Without an athletic middle linebacker or a healthy defensive tackle unit, running the football was how team's beat the Giants. Opponents ran the ball an average of 29.1 times per game against the Giants, and averaged 129.1 yards per contest. By running the football down the throat of the defense, the Giants were unable to let their pass rushers take off up-field and get the quarterback. Additional injuries in the secondary to Kenny Phillips, Corey Webster and Prince Amukamara made blitzing a risky proposition, as it was nearly impossible for he team to play effectively in man coverage without a safety over-the-top.
By all accounts, 2012 was a train wreck in every way, shape and form on the defensive side of the football. Weak secondary, scarce athleticism at linebacker and injuries at defensive tackle made for one of the most disappointing performances by any Giants team in recent memory. However, these concerns were addressed by Jerry Reese this offseason, and then some.
The newfound depth at defensive tackle is going to create a more cohesive and diverse defensive line. LInval Joseph and Jenkins will be able to rush the passer, while Hankins and Patterson use their rather large frames to plug the middle and stop the run. Dan Connor will provide a minor, yet noticeable upgrade over Chase Blackburn at middle linebacker, which will also go a long way in helping to stop the run. Even the re-signing of Aaron Ross and Terrell Thomas will provide depth in the secondary that was not present a year ago.

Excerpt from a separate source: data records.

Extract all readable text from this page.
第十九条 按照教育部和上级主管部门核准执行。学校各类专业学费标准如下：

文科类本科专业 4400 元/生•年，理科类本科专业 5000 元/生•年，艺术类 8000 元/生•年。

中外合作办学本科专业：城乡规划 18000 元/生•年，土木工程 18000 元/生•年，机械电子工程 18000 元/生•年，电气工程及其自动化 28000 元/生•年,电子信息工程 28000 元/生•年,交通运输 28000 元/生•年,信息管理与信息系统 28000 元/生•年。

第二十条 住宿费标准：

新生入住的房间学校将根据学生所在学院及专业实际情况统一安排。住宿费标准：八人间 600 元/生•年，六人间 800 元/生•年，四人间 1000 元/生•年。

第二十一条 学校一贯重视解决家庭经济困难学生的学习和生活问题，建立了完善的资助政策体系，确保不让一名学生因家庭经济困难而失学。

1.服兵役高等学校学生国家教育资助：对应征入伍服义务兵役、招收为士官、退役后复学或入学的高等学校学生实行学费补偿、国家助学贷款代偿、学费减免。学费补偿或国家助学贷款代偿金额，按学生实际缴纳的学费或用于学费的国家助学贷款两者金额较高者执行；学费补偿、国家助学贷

With the selection of Damontre Moore in the third-round of the 2013 NFL Draft, along with Mathias Kiwanuka's likely move back to defensive end, this team has the talent to replace Umenyiora's production from a year ago. Reese has provided Fewell all the necessary tools needed to establish the pass rush as a strength of this unit, and it's up to Fewell to find a way to make that happen. If he doesn't, the team will likely be searching for a new defensive coordinator in 2014.